26.04.2024
von RA/StB Frank Moormann

Stirbt ein Gesellschafter, ergeben sich oftmals viele rechtliche Fragestellungen. Dies gilt für die Abhaltung von Gesellschafterversammlungen insbesondere dann, wenn die Nachfolge des Verstorbenen ungeklärt ist. Gesellschaftsverträge sehen für diesen Fall häufig vor, dass die Stimmrechte ruhen. Einen solchen Fall hat das OLG Brandenburg nun entschieden und dabei die Rechte der (unbekannten) Erben deutlich gestärkt.

Bestellung zum alleinvertretungsberechtigten Geschäftsführer nach Todesfall  

Im Streitfall hatte eine GmbH zwei Gesellschafter, von denen einer plötzlich verstarb. Er war auch alleinvertretungsberechtigter Geschäftsführer. Die Satzung sah für diesen Fall vor, dass der verbleibende Gesellschafter nach Vorlage des Erbscheins von den Erben die Übertragung der Anteile des Verstorbenen auf sich verlangen konnte. Bis zur Klärung sollten die Gesellschafterrechte ruhen, mit Ausnahme des Gewinnbezugsrechts. Da die Erben unbekannt waren, hielt der verbleibende Gesellschafter selbst eine Gesellschafterversammlung ab, in der er sich zum alleinvertretungsberechtigten Geschäftsführer bestellte und meldete die entsprechende Änderung zum Handelsregister an. Das Registergericht lehnte die Eintragung jedoch ab.

Entscheidung: Ladung auch unbekannter Erben erforderlich

Das angerufene OLG Brandenburg stellte sich im Urteil vom 2.1.2024 (Az.: 7 W 66/23) auf die Seite des Registergerichts und erklärte den Gesellschafterbeschluss zur Geschäftsführerbestellung für unwirksam, da die Erben nicht zur Versammlung geladen worden waren. Das Teilnahmerecht an einer Gesellschafterversammlung gehört zu den unentziehbaren Gesellschafterrechten und ein Verstoß dagegen führt zur Nichtigkeit aller in der Versammlung gefassten Beschlüsse. Das gilt auch, wenn die Erben gemäß Satzung keine Gesellschafterrechte und damit auch kein Stimmrecht haben.

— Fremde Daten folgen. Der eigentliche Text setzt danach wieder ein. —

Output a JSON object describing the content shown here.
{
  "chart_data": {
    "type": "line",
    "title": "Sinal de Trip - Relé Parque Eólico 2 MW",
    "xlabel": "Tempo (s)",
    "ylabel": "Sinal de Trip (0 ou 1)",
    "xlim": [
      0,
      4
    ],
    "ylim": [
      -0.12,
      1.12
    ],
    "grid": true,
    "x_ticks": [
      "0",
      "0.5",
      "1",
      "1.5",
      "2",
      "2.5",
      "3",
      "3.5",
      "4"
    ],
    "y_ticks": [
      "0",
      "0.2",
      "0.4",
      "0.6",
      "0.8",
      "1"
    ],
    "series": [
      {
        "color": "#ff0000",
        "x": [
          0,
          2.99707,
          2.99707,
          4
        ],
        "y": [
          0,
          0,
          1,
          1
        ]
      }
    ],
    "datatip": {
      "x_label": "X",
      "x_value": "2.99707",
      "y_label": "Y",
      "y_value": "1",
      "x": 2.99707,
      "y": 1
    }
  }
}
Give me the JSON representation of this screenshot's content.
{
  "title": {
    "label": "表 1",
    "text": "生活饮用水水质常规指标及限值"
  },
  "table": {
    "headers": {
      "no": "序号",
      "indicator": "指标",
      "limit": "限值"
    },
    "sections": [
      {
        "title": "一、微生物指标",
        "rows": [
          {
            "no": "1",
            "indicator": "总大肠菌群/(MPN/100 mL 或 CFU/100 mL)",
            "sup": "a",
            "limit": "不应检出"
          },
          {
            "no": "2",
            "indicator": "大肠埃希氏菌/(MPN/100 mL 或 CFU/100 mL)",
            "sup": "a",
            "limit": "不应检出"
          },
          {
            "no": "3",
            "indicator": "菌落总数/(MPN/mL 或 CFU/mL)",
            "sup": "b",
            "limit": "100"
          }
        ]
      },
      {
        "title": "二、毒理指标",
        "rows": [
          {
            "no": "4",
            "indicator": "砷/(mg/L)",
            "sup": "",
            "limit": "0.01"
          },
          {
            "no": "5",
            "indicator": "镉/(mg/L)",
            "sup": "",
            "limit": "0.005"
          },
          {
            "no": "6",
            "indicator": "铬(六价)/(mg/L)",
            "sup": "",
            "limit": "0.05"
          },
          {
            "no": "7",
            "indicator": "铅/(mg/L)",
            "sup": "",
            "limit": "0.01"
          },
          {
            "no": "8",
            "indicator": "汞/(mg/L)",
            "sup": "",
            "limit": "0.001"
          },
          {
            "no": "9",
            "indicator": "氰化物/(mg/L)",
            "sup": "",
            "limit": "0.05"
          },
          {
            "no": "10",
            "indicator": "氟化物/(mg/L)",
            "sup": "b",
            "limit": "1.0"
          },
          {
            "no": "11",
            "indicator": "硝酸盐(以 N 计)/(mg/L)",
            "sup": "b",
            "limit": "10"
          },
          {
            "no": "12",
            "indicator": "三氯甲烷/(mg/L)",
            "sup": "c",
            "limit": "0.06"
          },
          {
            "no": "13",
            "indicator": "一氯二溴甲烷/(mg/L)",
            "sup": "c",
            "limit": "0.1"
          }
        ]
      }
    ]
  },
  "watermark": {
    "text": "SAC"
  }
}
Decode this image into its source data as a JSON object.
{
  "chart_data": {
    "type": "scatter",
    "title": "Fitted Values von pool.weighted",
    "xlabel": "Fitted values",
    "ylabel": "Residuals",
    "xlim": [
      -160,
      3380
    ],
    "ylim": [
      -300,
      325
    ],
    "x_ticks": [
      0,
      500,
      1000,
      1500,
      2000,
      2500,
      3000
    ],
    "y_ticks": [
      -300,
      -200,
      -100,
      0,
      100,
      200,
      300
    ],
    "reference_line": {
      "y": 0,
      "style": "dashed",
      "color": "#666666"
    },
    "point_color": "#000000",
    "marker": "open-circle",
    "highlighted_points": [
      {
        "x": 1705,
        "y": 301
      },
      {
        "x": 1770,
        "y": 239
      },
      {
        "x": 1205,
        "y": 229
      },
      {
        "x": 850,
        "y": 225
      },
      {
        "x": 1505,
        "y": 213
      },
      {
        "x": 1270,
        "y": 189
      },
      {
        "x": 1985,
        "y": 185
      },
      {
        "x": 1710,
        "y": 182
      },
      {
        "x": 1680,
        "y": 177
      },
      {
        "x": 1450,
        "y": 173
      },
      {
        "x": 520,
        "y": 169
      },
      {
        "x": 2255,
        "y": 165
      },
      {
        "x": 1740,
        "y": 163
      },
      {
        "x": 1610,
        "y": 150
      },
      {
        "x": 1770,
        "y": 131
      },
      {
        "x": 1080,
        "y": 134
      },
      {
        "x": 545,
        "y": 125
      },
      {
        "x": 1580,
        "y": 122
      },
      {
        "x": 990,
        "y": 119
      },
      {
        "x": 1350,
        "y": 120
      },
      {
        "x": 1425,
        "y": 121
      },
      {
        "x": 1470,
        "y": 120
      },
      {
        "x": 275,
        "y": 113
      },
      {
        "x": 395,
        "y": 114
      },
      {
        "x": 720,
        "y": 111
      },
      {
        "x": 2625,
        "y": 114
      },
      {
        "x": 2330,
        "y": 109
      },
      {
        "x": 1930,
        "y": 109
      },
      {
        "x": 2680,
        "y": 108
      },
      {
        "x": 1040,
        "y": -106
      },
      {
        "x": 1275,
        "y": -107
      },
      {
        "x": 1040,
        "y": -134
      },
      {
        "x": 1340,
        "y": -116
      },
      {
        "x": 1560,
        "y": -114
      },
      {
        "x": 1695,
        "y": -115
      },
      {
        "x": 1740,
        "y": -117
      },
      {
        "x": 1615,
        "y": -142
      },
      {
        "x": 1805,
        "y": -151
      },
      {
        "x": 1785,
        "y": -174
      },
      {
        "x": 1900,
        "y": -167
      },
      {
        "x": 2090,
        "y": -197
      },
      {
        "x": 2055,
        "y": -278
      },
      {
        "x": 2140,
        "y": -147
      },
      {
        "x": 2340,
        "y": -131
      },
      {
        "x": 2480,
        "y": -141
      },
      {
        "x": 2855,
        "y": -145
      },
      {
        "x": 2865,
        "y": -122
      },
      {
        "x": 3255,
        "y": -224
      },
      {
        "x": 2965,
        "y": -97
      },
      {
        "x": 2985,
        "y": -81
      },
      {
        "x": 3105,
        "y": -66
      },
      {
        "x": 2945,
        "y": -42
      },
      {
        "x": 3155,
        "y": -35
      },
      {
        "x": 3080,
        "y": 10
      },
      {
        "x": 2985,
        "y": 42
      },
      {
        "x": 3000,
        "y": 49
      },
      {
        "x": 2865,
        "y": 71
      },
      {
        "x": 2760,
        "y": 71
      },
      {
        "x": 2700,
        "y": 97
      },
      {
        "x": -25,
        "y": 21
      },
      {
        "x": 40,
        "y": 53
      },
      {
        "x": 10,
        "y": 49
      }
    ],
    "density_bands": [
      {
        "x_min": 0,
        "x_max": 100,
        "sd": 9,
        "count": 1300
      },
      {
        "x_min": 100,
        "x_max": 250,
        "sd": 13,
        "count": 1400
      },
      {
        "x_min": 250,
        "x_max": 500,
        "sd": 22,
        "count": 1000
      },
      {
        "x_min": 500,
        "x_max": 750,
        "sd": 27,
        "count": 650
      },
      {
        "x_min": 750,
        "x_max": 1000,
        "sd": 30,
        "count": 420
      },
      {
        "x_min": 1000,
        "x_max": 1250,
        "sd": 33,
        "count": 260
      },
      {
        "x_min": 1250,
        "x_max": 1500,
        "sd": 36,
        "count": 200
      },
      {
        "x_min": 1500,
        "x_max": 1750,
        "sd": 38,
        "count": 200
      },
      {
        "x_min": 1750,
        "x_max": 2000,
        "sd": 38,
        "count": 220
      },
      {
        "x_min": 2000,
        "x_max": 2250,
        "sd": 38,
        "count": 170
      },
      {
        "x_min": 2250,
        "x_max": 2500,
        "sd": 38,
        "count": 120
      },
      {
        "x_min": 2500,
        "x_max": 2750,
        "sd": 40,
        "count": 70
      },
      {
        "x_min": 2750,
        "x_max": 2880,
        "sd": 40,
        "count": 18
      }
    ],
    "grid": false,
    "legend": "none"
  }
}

Es spielte gleichfalls keine Rolle, dass die Erben unbekannt waren. In diesem Fall ist beim Nachlassgericht die Bestellung eines Nachlasspflegers zu beantragen und dieser dann zu den Gesellschafterversammlungen zu laden. Vorher können keine wirksamen Beschlüsse gefasst werden.

Ergänzende Hinweise 

Die Einberufung einer Gesellschafterversammlung erfolgt normalerweise durch die Geschäftsführer. Ist kein Geschäftsführer vorhanden, können aber auch Gesellschafter, die zusammen mind. 10% des Stammkapitals halten, eine Versammlung einberufen. Im Streitfall hätten die Stimmrechte der Erben auch ohne Satzungsregelung geruht, da sie nicht in eine beim Handelsregister hinterlegte Gesellschafterliste eingetragen waren. Gegenüber der GmbH gilt nur der dort Eingetragene als Gesellschafter und kann Gesellschafterrechte wahrnehmen. Das ist insbesondere dann ein Dilemma, wenn der alleinige Gesellschafter-Geschäftsführer verstirbt, also kein Geschäftsführer vorhanden ist, der eine korrigierte Liste einreichen kann (vgl. folgenden Artikel). Dann bleibt oft nur ein Antrag auf Bestellung eines Not-Geschäftsführers. 

Fazit: Auch wenn das Recht der Erben zur Teilnahme an Gesellschafterversammlungen nicht durch Satzung ausgeschlossen werden kann, empfiehlt es sich doch, konkrete Satzungsregelungen für den Todesfall eines Gesellschafters aufzunehmen. Zulässig und sinnvoll ist z.B. die Anordnung, dass die Gesellschafterrechte mehrerer Erben durch einen gemeinsamen Vertreter wahrgenommen werden müssen. Abwicklungsprobleme lassen sich auch durch entsprechende Vorsorgevollmachten der Gesellschafter vermeiden, sofern sie über den Tod hinaus fortgelten.